The discovery that revolutionizes the heart health of women

Why does women’s hearts react differently to hypertension? A team of Australian researchers has just provided an unexpected response element.

Cardiovascular diseases remain the first cause of mortality in women, often sub-diagnosed and poorly understood. But a team of Australian researchers has just lifted the veil on a mechanism that could well change our current vision.

A hormone known to all, theesturogenesturogenwould play a key role in protecting the female heart. This discovery which has been the subject of a publication in Communication Biologyopens a promising path to treatments designed specifically for women.

A well -known hormone, a still mysterious protein

Led by the Monash Institute of Pharmaceutical Sciences (MIPS), the study reveals that estrogens, female sex hormones, increase the levels of a protein, called annexine-a1 (anxa1).

Researchers had already identified the key role of this protein in the regulation of the blood pressureblood pressure. This time, they observed that in private female mice of Anxa1, thehypertensionhypertension caused much more serious lesions in the heart and vessels.

In other words, estrogens activate a natural defense mechanism against the deleterious effects of blood pressure. This direct link between female hormone and cardiac protection had never been formally demonstrated.

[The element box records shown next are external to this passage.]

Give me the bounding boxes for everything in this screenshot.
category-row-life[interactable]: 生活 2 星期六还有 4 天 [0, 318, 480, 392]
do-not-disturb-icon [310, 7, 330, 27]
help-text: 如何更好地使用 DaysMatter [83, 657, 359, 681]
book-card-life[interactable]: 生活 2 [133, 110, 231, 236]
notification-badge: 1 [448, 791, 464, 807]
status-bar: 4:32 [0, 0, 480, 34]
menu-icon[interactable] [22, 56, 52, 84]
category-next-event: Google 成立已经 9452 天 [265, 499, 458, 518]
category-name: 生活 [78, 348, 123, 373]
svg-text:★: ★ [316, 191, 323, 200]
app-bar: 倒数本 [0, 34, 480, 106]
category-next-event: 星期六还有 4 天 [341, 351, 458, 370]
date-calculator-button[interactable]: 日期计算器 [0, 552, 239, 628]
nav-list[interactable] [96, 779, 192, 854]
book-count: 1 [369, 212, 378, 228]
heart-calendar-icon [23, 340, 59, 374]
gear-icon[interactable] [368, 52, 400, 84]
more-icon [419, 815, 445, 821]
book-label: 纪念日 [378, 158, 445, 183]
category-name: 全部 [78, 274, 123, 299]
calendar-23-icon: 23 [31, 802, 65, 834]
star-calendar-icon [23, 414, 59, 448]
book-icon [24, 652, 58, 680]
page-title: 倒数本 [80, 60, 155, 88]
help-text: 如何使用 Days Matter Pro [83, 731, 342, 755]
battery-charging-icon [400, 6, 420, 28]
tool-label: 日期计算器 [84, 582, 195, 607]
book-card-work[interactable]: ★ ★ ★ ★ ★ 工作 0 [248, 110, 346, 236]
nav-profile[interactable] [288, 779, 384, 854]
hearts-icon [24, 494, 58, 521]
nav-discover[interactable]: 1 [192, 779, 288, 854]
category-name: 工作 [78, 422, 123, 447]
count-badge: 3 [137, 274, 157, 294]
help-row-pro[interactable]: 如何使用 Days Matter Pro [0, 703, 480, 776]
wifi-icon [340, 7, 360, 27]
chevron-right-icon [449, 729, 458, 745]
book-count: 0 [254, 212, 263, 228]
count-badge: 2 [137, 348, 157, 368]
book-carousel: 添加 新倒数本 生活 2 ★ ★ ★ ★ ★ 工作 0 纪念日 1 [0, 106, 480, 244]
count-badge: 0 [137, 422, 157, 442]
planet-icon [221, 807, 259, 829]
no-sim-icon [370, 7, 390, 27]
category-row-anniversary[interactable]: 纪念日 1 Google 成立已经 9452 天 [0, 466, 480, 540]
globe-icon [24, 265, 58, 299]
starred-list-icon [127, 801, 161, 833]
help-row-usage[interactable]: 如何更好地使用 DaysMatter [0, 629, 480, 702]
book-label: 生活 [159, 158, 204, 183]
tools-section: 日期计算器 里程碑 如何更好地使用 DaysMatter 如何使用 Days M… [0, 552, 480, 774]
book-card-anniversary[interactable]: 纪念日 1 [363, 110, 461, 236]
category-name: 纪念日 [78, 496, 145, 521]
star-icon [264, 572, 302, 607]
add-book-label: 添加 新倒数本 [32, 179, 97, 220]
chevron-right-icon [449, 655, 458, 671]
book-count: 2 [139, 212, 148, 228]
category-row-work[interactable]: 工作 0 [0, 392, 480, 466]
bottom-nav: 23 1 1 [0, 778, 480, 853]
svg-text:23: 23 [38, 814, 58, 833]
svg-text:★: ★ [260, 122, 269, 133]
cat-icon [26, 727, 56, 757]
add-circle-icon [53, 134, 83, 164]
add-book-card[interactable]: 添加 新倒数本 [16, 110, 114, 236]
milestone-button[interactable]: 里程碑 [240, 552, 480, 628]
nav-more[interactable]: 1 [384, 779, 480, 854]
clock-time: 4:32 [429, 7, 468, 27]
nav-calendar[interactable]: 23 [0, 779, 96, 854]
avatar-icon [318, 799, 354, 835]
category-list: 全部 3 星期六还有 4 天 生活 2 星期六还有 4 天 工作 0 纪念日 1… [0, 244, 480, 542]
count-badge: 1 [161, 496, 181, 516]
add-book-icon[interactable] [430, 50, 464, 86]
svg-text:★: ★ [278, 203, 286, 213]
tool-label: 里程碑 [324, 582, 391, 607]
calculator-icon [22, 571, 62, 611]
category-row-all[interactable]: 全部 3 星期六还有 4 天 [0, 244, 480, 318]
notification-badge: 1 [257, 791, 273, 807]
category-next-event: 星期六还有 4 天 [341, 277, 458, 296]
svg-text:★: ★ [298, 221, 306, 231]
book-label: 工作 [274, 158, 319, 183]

A major advance to understand the heart health of women

This result answers a question: why some women seem to be better resisting the complications of hypertension before menopause? The answer could well reside in this estrogen-anxa1 duo, active as long as the body naturally produces hormones.

« It is urgent to discover the specific mechanisms at the origin of hypertension and its cardiovascular complications in women, a population still little studied “, Underlines the Dr Chengxue Helena Qinco-author of the study.

She recalls that women have long been underrepresented in research on cardiovascular diseasescardiovascular diseaseswhich delayed the development of suitable treatments.

Towards targeted treatments for hypertensive women?

This discovery opens up concrete therapeutic perspectives. The team now plans to test drugs capable of imitating or stimulating the action of the ANXA1. Objective: to offer additional protection to hypertensive women, especially after menopause, when estrogen levels fall naturally.

Ultimately, this track could lead to more personalized cardiovascular medicine, respectful of gender differences. And finally respond to a reality still too often overlooked: the hearts of women does not work quite like that of men.